Smith's tenure in the fashion world, however, was terribly short-lived. He died, young and at his prime, in 1987. George James quoted Smith in an obituary written in the New York Times (19 April 1987): "I don't design clothes for the Queen, but for the people who wave at her as she goes by." In Smith's designs there was no equivocation— sportswear was for fun and comfort. He knew this, having first worked for Arnold Scaasi in a rarefied world of fancy dress. Later, he worked for Bobbie Brooks and Digits, among others, but it was on his own, first in a business with his sister Toukie, and later in WilliWear, that Smith found his own voice designing what he affably called "street couture" without apology.
Smith created uniforms for the workers on Christo's Pont Neuf, Paris wrapping in 1985. His work even anticipates much that became casual style in America in the late 1980s and 1990s through the Gap and A/X—loose, slouchy oversizing and mixable possibilities.

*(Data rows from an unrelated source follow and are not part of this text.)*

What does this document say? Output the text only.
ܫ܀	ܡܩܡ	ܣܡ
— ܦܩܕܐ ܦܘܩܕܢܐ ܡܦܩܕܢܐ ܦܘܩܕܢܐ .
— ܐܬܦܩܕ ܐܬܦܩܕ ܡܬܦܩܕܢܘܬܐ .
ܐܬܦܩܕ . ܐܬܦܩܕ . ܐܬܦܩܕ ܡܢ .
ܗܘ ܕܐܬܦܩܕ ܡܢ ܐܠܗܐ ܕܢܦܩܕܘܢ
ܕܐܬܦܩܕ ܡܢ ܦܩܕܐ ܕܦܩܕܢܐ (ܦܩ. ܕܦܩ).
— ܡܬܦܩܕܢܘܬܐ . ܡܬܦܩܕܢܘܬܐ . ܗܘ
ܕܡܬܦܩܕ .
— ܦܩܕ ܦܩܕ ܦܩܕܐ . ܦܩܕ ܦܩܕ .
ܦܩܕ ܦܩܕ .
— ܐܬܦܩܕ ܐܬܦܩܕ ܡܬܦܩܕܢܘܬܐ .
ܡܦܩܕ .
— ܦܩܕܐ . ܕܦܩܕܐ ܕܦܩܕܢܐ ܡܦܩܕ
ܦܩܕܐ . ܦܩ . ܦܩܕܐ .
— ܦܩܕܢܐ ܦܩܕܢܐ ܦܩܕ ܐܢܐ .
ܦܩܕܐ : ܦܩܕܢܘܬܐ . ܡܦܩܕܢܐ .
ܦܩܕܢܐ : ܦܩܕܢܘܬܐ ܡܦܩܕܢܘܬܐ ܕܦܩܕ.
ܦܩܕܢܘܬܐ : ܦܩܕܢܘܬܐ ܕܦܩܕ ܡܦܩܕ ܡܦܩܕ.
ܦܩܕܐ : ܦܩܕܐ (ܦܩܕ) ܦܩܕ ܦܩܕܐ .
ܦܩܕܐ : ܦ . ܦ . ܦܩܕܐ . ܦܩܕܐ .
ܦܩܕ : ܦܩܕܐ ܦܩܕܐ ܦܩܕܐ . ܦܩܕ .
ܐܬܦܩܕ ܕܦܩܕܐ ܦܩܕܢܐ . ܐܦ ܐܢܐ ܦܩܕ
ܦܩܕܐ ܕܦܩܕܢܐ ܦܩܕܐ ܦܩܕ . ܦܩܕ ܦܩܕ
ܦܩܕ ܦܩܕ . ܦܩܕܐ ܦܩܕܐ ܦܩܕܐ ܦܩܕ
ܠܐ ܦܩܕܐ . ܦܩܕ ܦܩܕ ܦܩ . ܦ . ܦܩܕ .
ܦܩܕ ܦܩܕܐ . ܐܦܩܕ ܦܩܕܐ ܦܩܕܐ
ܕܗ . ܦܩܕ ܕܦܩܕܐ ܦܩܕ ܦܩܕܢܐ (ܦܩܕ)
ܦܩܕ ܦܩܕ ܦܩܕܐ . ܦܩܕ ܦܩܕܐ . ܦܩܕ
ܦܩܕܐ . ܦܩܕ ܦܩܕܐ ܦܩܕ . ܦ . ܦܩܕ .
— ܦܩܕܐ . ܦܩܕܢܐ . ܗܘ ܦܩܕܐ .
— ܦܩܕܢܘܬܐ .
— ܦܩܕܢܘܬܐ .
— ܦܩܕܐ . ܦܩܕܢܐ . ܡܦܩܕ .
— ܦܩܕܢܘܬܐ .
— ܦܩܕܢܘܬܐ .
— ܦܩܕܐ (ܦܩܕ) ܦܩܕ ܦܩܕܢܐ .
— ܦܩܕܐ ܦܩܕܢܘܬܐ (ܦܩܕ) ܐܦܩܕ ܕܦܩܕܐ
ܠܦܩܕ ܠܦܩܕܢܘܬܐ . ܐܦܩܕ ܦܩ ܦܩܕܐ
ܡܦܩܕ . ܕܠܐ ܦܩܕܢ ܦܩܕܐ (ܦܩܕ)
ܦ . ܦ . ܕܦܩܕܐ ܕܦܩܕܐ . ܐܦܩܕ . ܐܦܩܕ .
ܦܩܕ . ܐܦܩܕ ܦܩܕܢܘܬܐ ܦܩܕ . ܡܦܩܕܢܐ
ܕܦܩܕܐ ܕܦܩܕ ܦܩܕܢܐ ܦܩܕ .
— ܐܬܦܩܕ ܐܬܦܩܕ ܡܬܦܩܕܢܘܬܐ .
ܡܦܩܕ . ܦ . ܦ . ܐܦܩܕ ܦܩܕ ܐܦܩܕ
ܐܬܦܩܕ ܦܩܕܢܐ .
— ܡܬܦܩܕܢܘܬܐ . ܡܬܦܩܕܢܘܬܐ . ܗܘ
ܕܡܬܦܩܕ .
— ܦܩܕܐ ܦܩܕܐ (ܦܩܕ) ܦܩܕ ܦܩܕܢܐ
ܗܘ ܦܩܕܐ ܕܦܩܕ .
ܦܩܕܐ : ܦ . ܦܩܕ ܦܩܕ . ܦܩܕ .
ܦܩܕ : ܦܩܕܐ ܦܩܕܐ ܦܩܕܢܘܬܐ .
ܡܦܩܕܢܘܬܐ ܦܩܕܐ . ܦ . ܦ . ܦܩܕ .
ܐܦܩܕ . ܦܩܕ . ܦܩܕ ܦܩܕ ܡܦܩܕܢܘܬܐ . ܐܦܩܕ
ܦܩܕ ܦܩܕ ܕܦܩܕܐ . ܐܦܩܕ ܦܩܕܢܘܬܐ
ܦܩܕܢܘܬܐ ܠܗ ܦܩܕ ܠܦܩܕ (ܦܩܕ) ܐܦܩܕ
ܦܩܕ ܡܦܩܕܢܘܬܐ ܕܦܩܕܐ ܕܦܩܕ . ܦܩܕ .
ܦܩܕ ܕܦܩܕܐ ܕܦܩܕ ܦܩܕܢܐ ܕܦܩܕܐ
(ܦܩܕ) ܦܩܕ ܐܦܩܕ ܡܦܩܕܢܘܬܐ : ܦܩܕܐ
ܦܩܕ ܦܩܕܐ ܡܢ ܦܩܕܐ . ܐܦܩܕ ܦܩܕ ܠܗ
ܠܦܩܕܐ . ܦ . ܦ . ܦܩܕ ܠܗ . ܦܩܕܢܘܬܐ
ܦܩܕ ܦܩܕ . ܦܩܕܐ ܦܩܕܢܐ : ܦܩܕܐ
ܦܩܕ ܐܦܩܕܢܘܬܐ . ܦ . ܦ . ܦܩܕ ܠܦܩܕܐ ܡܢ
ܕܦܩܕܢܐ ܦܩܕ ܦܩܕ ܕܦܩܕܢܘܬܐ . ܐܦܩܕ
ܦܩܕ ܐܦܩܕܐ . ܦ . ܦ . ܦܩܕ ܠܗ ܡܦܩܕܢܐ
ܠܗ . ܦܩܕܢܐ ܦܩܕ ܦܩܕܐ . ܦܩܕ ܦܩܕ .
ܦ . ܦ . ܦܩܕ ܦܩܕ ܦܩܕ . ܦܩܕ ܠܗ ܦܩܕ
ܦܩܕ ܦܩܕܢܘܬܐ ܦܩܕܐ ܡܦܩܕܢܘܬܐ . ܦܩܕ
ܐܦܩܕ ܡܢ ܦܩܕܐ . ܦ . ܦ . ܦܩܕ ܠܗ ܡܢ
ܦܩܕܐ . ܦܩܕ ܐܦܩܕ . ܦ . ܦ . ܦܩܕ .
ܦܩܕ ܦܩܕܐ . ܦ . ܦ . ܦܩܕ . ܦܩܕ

Hilton Als eulogized Smith in the Village Voice (28 April 1987), "As both designer and person, Willi embodied all that was the brightest, best, and most youthful in spirit in his field…. That a WilliWear garment was simple to care for italicized the designer's democratic urge: to clothe people as simply, beautifully, and inexpensively as possible."
In his short life, terminated by an AIDS-related death at 39, Smith made little issue or complaint of the social disadvantages and difficulty of being an African-American committed to making a mass-market clothing business—he simply proceeded to make an exemplary life of innovative design that both earned him the Coty award in 1983 and countless fans of his sportswear style who may never have known—or cared—whether he was black, white, or any other color. These fans found his designs available for a short time after his death, and then in 1996 WilliWear was relaunched. Available exclusively at T.J. Maxx stores, the new lines were produced by designer Michael Shulman.